By Dr. Michelle Cleveland
Director, Accountability, Educational Technology & Professional Learning
San Bernardino City Unified School District
“The principal is the key to developing a professional learning community.” — Richard DuFour
Across schools and districts, collaborative learning teams (CLTs) have become a common structure for improving instruction. Time is scheduled, agendas are posted, and shared folders are created—meaning that, on paper, the system is in place.
And yet, in many cases, classroom practice remains largely unchanged.
This disconnect points to a critical truth: structures alone don’t drive instructional improvement; leadership does.
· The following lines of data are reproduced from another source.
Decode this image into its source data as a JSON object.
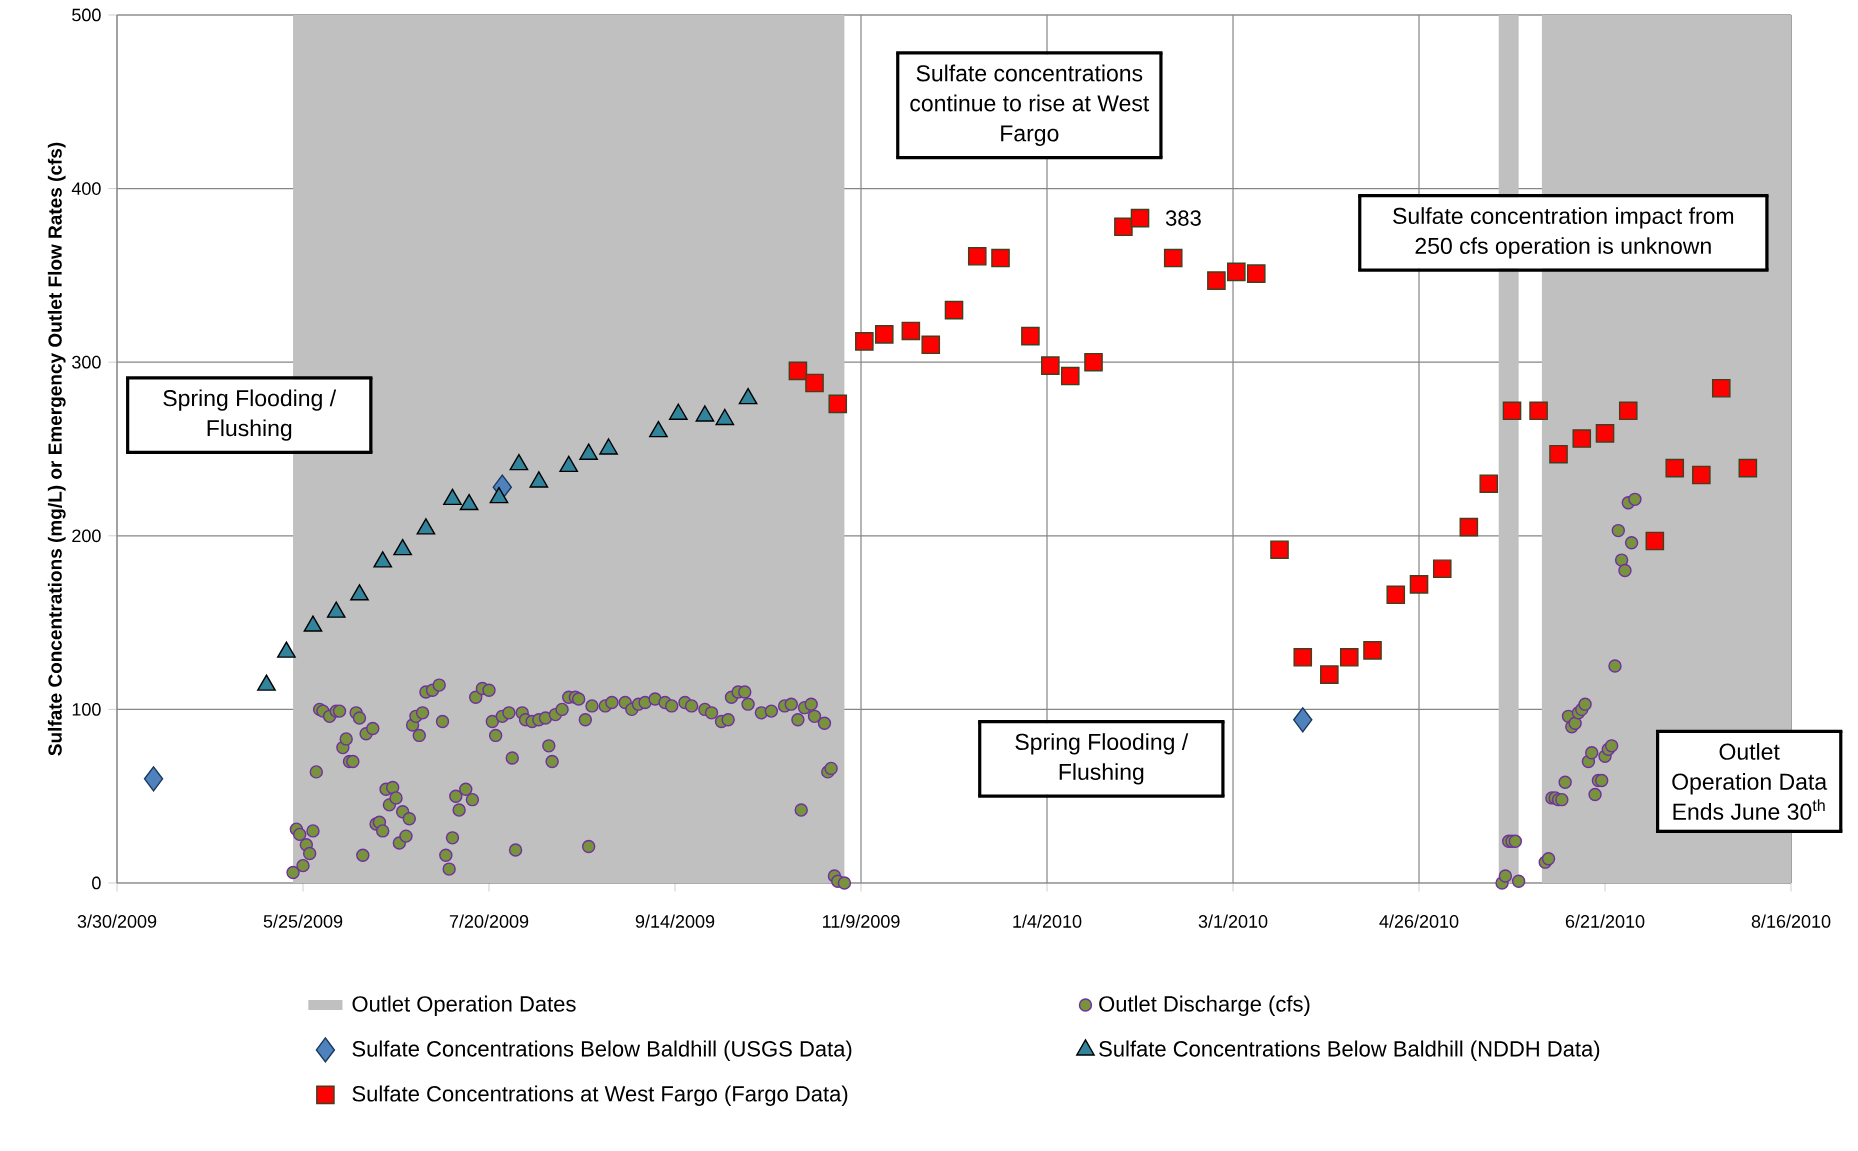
{
  "chart_data": {
    "type": "scatter",
    "ylabel": "Sulfate Concentrations (mg/L) or Emergency Outlet Flow Rates (cfs)",
    "xlim": [
      "2009-03-30",
      "2010-08-16"
    ],
    "xticks": [
      {
        "value": "2009-03-30",
        "label": "3/30/2009"
      },
      {
        "value": "2009-05-25",
        "label": "5/25/2009"
      },
      {
        "value": "2009-07-20",
        "label": "7/20/2009"
      },
      {
        "value": "2009-09-14",
        "label": "9/14/2009"
      },
      {
        "value": "2009-11-09",
        "label": "11/9/2009"
      },
      {
        "value": "2010-01-04",
        "label": "1/4/2010"
      },
      {
        "value": "2010-03-01",
        "label": "3/1/2010"
      },
      {
        "value": "2010-04-26",
        "label": "4/26/2010"
      },
      {
        "value": "2010-06-21",
        "label": "6/21/2010"
      },
      {
        "value": "2010-08-16",
        "label": "8/16/2010"
      }
    ],
    "ylim": [
      0,
      500
    ],
    "yticks": [
      0,
      100,
      200,
      300,
      400,
      500
    ],
    "grid": true,
    "legend": "bottom",
    "bands": [
      {
        "axis": "x",
        "from": "2009-05-22",
        "to": "2009-11-04",
        "label": "Outlet Operation Dates",
        "color": "#c0c0c0"
      },
      {
        "axis": "x",
        "from": "2010-05-20",
        "to": "2010-05-26",
        "color": "#c0c0c0"
      },
      {
        "axis": "x",
        "from": "2010-06-02",
        "to": "2010-08-16",
        "color": "#c0c0c0"
      }
    ],
    "series": [
      {
        "name": "Outlet Discharge (cfs)",
        "color": "#77933c",
        "marker": "circle",
        "x": [
          "2009-05-22",
          "2009-05-23",
          "2009-05-24",
          "2009-05-25",
          "2009-05-26",
          "2009-05-27",
          "2009-05-28",
          "2009-05-29",
          "2009-05-30",
          "2009-05-31",
          "2009-06-02",
          "2009-06-04",
          "2009-06-05",
          "2009-06-06",
          "2009-06-07",
          "2009-06-08",
          "2009-06-09",
          "2009-06-10",
          "2009-06-11",
          "2009-06-12",
          "2009-06-13",
          "2009-06-15",
          "2009-06-16",
          "2009-06-17",
          "2009-06-18",
          "2009-06-19",
          "2009-06-20",
          "2009-06-21",
          "2009-06-22",
          "2009-06-23",
          "2009-06-24",
          "2009-06-25",
          "2009-06-26",
          "2009-06-27",
          "2009-06-28",
          "2009-06-29",
          "2009-06-30",
          "2009-07-01",
          "2009-07-03",
          "2009-07-05",
          "2009-07-06",
          "2009-07-07",
          "2009-07-08",
          "2009-07-09",
          "2009-07-10",
          "2009-07-11",
          "2009-07-13",
          "2009-07-15",
          "2009-07-16",
          "2009-07-18",
          "2009-07-20",
          "2009-07-21",
          "2009-07-22",
          "2009-07-24",
          "2009-07-26",
          "2009-07-27",
          "2009-07-28",
          "2009-07-30",
          "2009-07-31",
          "2009-08-02",
          "2009-08-04",
          "2009-08-06",
          "2009-08-07",
          "2009-08-08",
          "2009-08-09",
          "2009-08-11",
          "2009-08-13",
          "2009-08-15",
          "2009-08-16",
          "2009-08-18",
          "2009-08-19",
          "2009-08-20",
          "2009-08-24",
          "2009-08-26",
          "2009-08-30",
          "2009-09-01",
          "2009-09-03",
          "2009-09-05",
          "2009-09-08",
          "2009-09-11",
          "2009-09-13",
          "2009-09-17",
          "2009-09-19",
          "2009-09-23",
          "2009-09-25",
          "2009-09-28",
          "2009-09-30",
          "2009-10-01",
          "2009-10-03",
          "2009-10-05",
          "2009-10-06",
          "2009-10-10",
          "2009-10-13",
          "2009-10-17",
          "2009-10-19",
          "2009-10-21",
          "2009-10-22",
          "2009-10-23",
          "2009-10-25",
          "2009-10-26",
          "2009-10-29",
          "2009-10-30",
          "2009-10-31",
          "2009-11-01",
          "2009-11-02",
          "2009-11-04",
          "2010-05-21",
          "2010-05-22",
          "2010-05-23",
          "2010-05-24",
          "2010-05-25",
          "2010-05-26",
          "2010-06-03",
          "2010-06-04",
          "2010-06-05",
          "2010-06-06",
          "2010-06-07",
          "2010-06-08",
          "2010-06-09",
          "2010-06-10",
          "2010-06-11",
          "2010-06-12",
          "2010-06-13",
          "2010-06-14",
          "2010-06-15",
          "2010-06-16",
          "2010-06-17",
          "2010-06-18",
          "2010-06-19",
          "2010-06-20",
          "2010-06-21",
          "2010-06-22",
          "2010-06-23",
          "2010-06-24",
          "2010-06-25",
          "2010-06-26",
          "2010-06-27",
          "2010-06-28",
          "2010-06-29",
          "2010-06-30"
        ],
        "values": [
          6,
          31,
          28,
          10,
          22,
          17,
          30,
          64,
          100,
          99,
          96,
          99,
          99,
          78,
          83,
          70,
          70,
          98,
          95,
          16,
          86,
          89,
          34,
          35,
          30,
          54,
          45,
          55,
          49,
          23,
          41,
          27,
          37,
          91,
          96,
          85,
          98,
          110,
          111,
          114,
          93,
          16,
          8,
          26,
          50,
          42,
          54,
          48,
          107,
          112,
          111,
          93,
          85,
          96,
          98,
          72,
          19,
          98,
          94,
          93,
          94,
          95,
          79,
          70,
          97,
          100,
          107,
          107,
          106,
          94,
          21,
          102,
          102,
          104,
          104,
          100,
          103,
          104,
          106,
          104,
          102,
          104,
          102,
          100,
          98,
          93,
          94,
          107,
          110,
          110,
          103,
          98,
          99,
          102,
          103,
          94,
          42,
          101,
          103,
          96,
          92,
          64,
          66,
          4,
          1,
          0,
          0,
          4,
          24,
          24,
          24,
          1,
          12,
          14,
          49,
          49,
          48,
          48,
          58,
          96,
          90,
          92,
          98,
          100,
          103,
          70,
          75,
          51,
          59,
          59,
          73,
          77,
          79,
          125,
          203,
          186,
          180,
          219,
          196,
          221
        ]
      },
      {
        "name": "Sulfate Concentrations Below Baldhill (USGS Data)",
        "color": "#4f81bd",
        "marker": "diamond",
        "x": [
          "2009-04-10",
          "2009-07-24",
          "2010-03-22"
        ],
        "values": [
          60,
          228,
          94
        ]
      },
      {
        "name": "Sulfate Concentrations Below Baldhill (NDDH Data)",
        "color": "#31849b",
        "marker": "triangle",
        "x": [
          "2009-05-14",
          "2009-05-20",
          "2009-05-28",
          "2009-06-04",
          "2009-06-11",
          "2009-06-18",
          "2009-06-24",
          "2009-07-01",
          "2009-07-09",
          "2009-07-14",
          "2009-07-23",
          "2009-07-29",
          "2009-08-04",
          "2009-08-13",
          "2009-08-19",
          "2009-08-25",
          "2009-09-09",
          "2009-09-15",
          "2009-09-23",
          "2009-09-29",
          "2009-10-06"
        ],
        "values": [
          114,
          133,
          148,
          156,
          166,
          185,
          192,
          204,
          221,
          218,
          222,
          241,
          231,
          240,
          247,
          250,
          260,
          270,
          269,
          267,
          279
        ]
      },
      {
        "name": "Sulfate Concentrations at West Fargo (Fargo Data)",
        "color": "#ff0000",
        "marker": "square",
        "x": [
          "2009-10-21",
          "2009-10-26",
          "2009-11-02",
          "2009-11-10",
          "2009-11-16",
          "2009-11-24",
          "2009-11-30",
          "2009-12-07",
          "2009-12-14",
          "2009-12-21",
          "2009-12-30",
          "2010-01-05",
          "2010-01-11",
          "2010-01-18",
          "2010-01-27",
          "2010-02-01",
          "2010-02-11",
          "2010-02-24",
          "2010-03-02",
          "2010-03-08",
          "2010-03-15",
          "2010-03-22",
          "2010-03-30",
          "2010-04-05",
          "2010-04-12",
          "2010-04-19",
          "2010-04-26",
          "2010-05-03",
          "2010-05-11",
          "2010-05-17",
          "2010-05-24",
          "2010-06-01",
          "2010-06-07",
          "2010-06-14",
          "2010-06-21",
          "2010-06-28",
          "2010-07-06",
          "2010-07-12",
          "2010-07-20",
          "2010-07-26",
          "2010-08-03"
        ],
        "values": [
          295,
          288,
          276,
          312,
          316,
          318,
          310,
          330,
          361,
          360,
          315,
          298,
          292,
          300,
          378,
          383,
          360,
          347,
          352,
          351,
          192,
          130,
          120,
          130,
          134,
          166,
          172,
          181,
          205,
          230,
          272,
          272,
          247,
          256,
          259,
          272,
          197,
          239,
          235,
          285,
          239
        ]
      }
    ],
    "annotations": [
      "Spring Flooding / Flushing",
      "Sulfate concentrations continue to rise at West Fargo",
      "Spring Flooding / Flushing",
      "Sulfate concentration impact from 250 cfs operation is unknown",
      "Outlet Operation Data Ends June 30$^{th}$",
      {
        "text": "383",
        "x": "2010-02-01",
        "y": 383
      }
    ]
  }
}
The difference between collaborative teams that transform teaching and those that simply consume time can almost always be traced back to leadership focus. When leadership is unfocused, teams stay busy. When leadership is intentional, teams become powerful.
If collaborative teams are the engine of school improvement, leadership steers the work.
When Collaboration Becomes Compliance
Many schools have done the challenging work of building time for collaboration into the master schedule. But what happens during that time is where impact is either realized—or lost.
Without a clear instructional focus, collaborative time often drifts toward logistics: planning events, dividing tasks, or sharing resources. These activities aren’t wrong, but they rarely lead to meaningful shifts in teaching practice. Teachers leave meetings busy, but not necessarily better.
In response, leaders often tighten structures—adding templates, refining agendas, or increasing monitoring. While these actions feel productive, they tend to reinforce compliance rather than deepen instructional clarity.
The real issue isn’t whether teams meet. It’s ensuring that the meetings have a purpose.
At the school level, someone defines that purpose. In most cases, that responsibility sits with the principal. Their essential choice becomes—will collaborative time be managed for efficiency, or led for instructional improvement?
Leadership Shapes the Conditions
Effective leaders understand that collaborative teams are not an initiative to implement; instead, they are a system to develop. Systems require coherence, clarity, and protection.
Research consistently shows that leadership positively influences student outcomes indirectly by shaping culture, collaboration, and instructional focus. In other words, leaders create the conditions for teachers to learn together in ways that improve practice.
What teachers need from leadership isn’t more structure or motivation. They need direction.
Leaders who create strong collaborative systems consistently do five things well:
- Clarify the purpose of collaboration
- Protect time and prioritize student learning
- Focus on instructional improvement over task management
- Build shared leadership and collective responsibility
- Align work to a small number of high-impact practices
These actions don’t add complexity; they create coherence.
From Managing Meetings to Leading Instruction
The daily demands of leadership are relentless. It’s easy to fall into a pattern of managing collaborative teams—ensuring meetings happen, notes are submitted, and expectations are met.
Instructional leadership requires an intentional shift in thinking. Moving from compliance to instructional impact.
Instead of asking:
- Are teams meeting consistently?
- Did they submit their notes?
Effective leaders ask:
- What are teams learning about instruction?
- What evidence is shaping their decisions?
- What will be different in classrooms tomorrow?
This shift is subtle but significant. It moves the focus from activity to impact.
Leaders don’t need to take over meetings to influence them. Their role is to maintain coherence—monitoring the quality of conversations, redirecting when needed, and ensuring that collaboration stays anchored to student learning.
Leadership Moves that Make Collaboration Matter
- Clarity drives collaboration. When purpose and commitments are shared, engagement deepens and decisions stay centered on learning. This clarity must be reinforced through consistent leadership actions.
- Collaboration doesn’t require more time—it requires protection. When leaders safeguard team time and keep the focus on learning, it leads to meaningful instructional growth.
- Collective responsibility sustains the work. When leadership is shared and teams own learning within clear parameters, consistency and impact follow.
- Focus fuels A tight-loose approach—tight on priorities, loose on methods—creates the conditions for depth. When leaders define clear priorities and evidence, collaboration moves beyond surface-level work.
- Presence signals priority. When leaders show up, engage, and follow through, they reinforce accountability and keep the work focused on impact.
The Bottom Line
Collaborative learning teams hold tremendous potential to improve teaching and learning—but that potential is not realized through structure alone.
It is realized through leadership.
What leaders prioritize shapes what teachers discuss, how they use their time, and whether collaboration leads to meaningful change in the classroom.
The future of collaborative teams won’t be determined by schedules or templates.
It will be determined by the daily decisions leaders make.